CLINIC Celebrates News of Life-Saving TPS Redesignation for Haiti, Calls for Additional Action To Protect Haitian and Other Black Immigrant Lives

SILVER SPRING, Maryland — After many months of advocacy from Black immigrant leaders and allies, the Department of Homeland Security announced today it will redesignate Temporary Protected Status, or TPS, for Haiti.

“CLINIC commends the administration’s decision to redesignate TPS for Haiti,” said Anna Gallagher, CLINIC’s Executive Director. “Haiti is currently facing increasingly dismal country conditions, including widespread violence, displacement, human rights violations and kidnappings. Protecting people from being returned to these conditions is exactly why Congress created TPS. The decision is not only correct under the law, but also under morality and our duty to each other as human beings.”

CLINIC stands in solidarity with the Black-led immigrant rights organizations, including Haitian Bridge Alliance and UndocuBlack Network, who worked tirelessly to secure this life-saving protection for Haitians in the United States.

CLINIC is a staunch advocate for the expansive use of TPS, a unique tool in the U.S. immigration system, which provides blanket humanitarian protection to nationals of an entire country. Within the DHS Secretary’s TPS authority is the power of redesignation. For countries currently designated for TPS, like Haiti, redesignation allows the Secretary to move forward in time the date by which a person needed to be in the United States to apply.

“Historically, both TPS as a whole and the power to redesignate have been underused by the U.S. government,” said Lisa Parisio, CLINIC’s Director of Advocacy. “CLINIC calls on the Biden administration to put in place a policy to use TPS broadly and boldly. The expansive use of TPS is essential to protect human life, keep families together, rebuild our economy, and serve other vital domestic and foreign policy interests.”

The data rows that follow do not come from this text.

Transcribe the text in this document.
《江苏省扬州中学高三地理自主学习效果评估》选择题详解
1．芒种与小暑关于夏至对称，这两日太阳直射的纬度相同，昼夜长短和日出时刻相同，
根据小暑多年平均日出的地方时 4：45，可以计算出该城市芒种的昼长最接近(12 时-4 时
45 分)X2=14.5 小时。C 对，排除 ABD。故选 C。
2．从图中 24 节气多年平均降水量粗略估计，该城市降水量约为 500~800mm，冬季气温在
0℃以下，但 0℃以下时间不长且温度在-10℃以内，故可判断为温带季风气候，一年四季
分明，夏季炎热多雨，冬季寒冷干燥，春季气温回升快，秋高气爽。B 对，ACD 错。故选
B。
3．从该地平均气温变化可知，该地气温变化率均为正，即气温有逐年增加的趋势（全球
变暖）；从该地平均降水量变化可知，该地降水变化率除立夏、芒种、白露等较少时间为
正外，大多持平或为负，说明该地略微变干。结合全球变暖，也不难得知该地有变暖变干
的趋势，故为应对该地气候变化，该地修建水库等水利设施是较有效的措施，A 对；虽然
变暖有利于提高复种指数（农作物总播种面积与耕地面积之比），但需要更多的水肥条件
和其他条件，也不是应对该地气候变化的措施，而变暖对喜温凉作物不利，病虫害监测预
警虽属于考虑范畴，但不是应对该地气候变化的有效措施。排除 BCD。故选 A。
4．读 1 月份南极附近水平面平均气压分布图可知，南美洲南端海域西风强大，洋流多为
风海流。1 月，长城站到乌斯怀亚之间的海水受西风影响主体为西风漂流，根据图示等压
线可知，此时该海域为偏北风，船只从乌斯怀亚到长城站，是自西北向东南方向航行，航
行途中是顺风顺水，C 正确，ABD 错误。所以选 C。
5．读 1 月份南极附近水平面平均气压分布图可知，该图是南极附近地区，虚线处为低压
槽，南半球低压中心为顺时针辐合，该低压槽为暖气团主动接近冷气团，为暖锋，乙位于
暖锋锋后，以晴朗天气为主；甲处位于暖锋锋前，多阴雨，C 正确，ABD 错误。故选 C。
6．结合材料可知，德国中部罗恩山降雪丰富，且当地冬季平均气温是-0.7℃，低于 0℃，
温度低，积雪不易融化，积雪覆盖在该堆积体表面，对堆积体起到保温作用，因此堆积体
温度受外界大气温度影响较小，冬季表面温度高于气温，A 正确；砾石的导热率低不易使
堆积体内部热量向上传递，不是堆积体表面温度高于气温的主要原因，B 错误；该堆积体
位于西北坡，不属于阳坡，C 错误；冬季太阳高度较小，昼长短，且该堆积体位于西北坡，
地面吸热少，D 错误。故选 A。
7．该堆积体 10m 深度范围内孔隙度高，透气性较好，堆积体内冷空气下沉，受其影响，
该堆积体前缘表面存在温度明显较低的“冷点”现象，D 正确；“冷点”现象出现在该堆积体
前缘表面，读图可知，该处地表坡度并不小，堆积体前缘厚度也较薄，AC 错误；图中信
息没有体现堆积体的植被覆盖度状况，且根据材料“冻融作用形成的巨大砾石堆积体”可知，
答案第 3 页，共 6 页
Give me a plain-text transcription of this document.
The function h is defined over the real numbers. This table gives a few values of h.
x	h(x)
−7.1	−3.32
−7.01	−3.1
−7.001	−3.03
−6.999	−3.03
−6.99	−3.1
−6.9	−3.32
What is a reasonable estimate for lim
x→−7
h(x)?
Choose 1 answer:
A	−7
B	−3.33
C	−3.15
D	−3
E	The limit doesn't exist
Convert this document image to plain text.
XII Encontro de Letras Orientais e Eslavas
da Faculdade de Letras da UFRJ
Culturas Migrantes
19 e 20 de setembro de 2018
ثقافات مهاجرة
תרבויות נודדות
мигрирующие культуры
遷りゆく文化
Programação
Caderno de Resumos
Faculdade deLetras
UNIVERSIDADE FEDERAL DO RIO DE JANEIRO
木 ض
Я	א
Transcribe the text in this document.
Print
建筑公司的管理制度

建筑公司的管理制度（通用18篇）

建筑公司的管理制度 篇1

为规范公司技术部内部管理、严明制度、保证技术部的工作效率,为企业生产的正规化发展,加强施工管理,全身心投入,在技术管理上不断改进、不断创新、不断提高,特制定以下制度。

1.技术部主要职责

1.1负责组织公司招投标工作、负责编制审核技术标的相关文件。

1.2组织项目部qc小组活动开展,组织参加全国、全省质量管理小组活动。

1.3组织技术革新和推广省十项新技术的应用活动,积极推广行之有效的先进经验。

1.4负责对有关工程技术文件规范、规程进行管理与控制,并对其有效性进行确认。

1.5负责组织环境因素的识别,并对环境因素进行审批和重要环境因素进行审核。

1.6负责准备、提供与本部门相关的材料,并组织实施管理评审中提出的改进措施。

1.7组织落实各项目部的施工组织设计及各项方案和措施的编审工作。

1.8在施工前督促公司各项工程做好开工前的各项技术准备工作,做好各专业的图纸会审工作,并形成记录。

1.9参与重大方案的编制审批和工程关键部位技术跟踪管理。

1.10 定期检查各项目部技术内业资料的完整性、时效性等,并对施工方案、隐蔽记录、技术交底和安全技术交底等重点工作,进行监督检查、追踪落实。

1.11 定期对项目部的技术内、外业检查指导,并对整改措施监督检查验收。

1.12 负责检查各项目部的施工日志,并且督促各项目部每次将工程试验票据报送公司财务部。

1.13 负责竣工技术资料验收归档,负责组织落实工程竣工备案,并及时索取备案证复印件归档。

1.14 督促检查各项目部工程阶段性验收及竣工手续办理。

In addition to today’s announcement, CLINIC urges the Biden administration to immediately halt the use of Title 42 and put in place a comprehensive policy of protection for Haitians currently fleeing for their lives, including those currently on the Mexico side of the U.S.-Mexico border. CLINIC also calls for the 18-month extension and redesignation of Somalia and Yemen at the upcoming TPS decision dates, and the immediate designation of TPS for Cameroon and Mauritania.